The inclusion of the snapping turtle is courtesy of another, much more short-lived process of preserving animals for scientific study: taxidermy. While taxidermy was important to 19th-century naturalists as a way of determining species and defining order—it allowed scientists to examine physical subjects for similarities and differences—the practice fell out of favor as scientists found animals mounted in lifelike poses increasingly difficult to decipher. British naturalist William Swainson, in 1840, wrote that taxidermied animals were “unfavorable to a minute examination” and did not allow their defining characteristics, which are essential to scientific description, to be distinctly seen. Not long after Lesueur’s snapping turtle was mounted with an open mouth, dramatically poised as if confronting a foe, science banished taxidermy to the realm of aesthetic pleasure and began using simple stuffed animal skins for examination. This is why the HNOC acquired another (contemporary) taxidermy for the exhibition—an alligator gar meant to illustrate inaccuracies in one early naturalist’s renderings of the species—not from a museum, but from a sporting goods store.
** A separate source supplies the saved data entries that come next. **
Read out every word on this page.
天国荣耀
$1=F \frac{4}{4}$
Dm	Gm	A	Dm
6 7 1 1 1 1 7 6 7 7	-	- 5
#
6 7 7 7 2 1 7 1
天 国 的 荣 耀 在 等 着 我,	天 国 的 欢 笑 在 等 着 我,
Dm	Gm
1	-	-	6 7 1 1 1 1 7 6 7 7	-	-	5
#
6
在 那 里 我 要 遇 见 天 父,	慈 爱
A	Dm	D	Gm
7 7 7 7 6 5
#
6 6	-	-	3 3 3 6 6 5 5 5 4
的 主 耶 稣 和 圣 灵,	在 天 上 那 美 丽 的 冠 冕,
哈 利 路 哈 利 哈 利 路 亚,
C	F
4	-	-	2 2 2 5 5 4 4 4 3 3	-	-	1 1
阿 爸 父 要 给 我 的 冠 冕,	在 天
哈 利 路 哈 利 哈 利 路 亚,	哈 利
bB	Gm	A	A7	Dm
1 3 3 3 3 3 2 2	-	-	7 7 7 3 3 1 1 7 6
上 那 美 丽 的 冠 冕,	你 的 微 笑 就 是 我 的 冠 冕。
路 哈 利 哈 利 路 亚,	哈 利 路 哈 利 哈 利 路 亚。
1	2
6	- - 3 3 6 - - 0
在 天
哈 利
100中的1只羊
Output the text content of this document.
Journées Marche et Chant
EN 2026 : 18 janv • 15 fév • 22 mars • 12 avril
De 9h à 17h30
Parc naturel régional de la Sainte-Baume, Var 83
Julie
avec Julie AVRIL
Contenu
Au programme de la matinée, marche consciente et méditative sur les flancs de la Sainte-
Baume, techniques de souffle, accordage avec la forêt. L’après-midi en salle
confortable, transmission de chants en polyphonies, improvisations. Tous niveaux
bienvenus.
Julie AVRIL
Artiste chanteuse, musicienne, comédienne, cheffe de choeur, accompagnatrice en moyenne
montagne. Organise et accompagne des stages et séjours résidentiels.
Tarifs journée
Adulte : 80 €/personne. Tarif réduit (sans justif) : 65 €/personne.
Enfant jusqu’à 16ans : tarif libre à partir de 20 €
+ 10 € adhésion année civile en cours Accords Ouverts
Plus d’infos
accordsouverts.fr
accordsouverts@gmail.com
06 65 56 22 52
Of course, to call "Seeking the Unknown" an exhibition about early naturalists in Louisiana, one privileges naturalists who began work shortly after the region was given that name. Much of what Europeans “discovered” about the region’s natural plenitudes was pioneering only because they neglected to consult the people who had been living here for centuries. Robbie Ethridge, an anthropology professor from the University of Mississippi who spoke at the symposium, outlined at length the ways in which Native Americans in the region manipulated nature through agriculture, animal domestication, and importation of exotic plant species. If we tend to think of the North American continent before Europeans as a pristine wilderness, Ethridge said, it’s in ignorance of the fact that sophisticated botanists had been shaping the landscape for 12,000 years. But again, natural history deals heavily in questions of motivation and commerce. French royal botanist Jean Prat received great renown for his cultivation in New Orleans of wax myrtle, which became a serious cash crop for the French empire. Less is made of the enslaved Carolina Indians from whom Prat learned to boil the myrtle berries to extract wax and then mix it with tallow to make long-burning candles—the product that made wax myrtle profitable. Of course, the logic of history written by victors makes it unsurprising that the French scientist-entrepreneur is remembered over the Indians who simply wanted to light their homes. Perhaps a cynical variation of the feminist bumper sticker applies to the extolling of profiteers and imperialists in this exhibition: Well-behaved botanists rarely make natural history.
Editor's Note
"Seeking the Unknown: Natural History Observations in Louisiana, 1698-1840" on view through June 2 at The Historic New Orleans Collection (533 Royal Street) in New Orleans.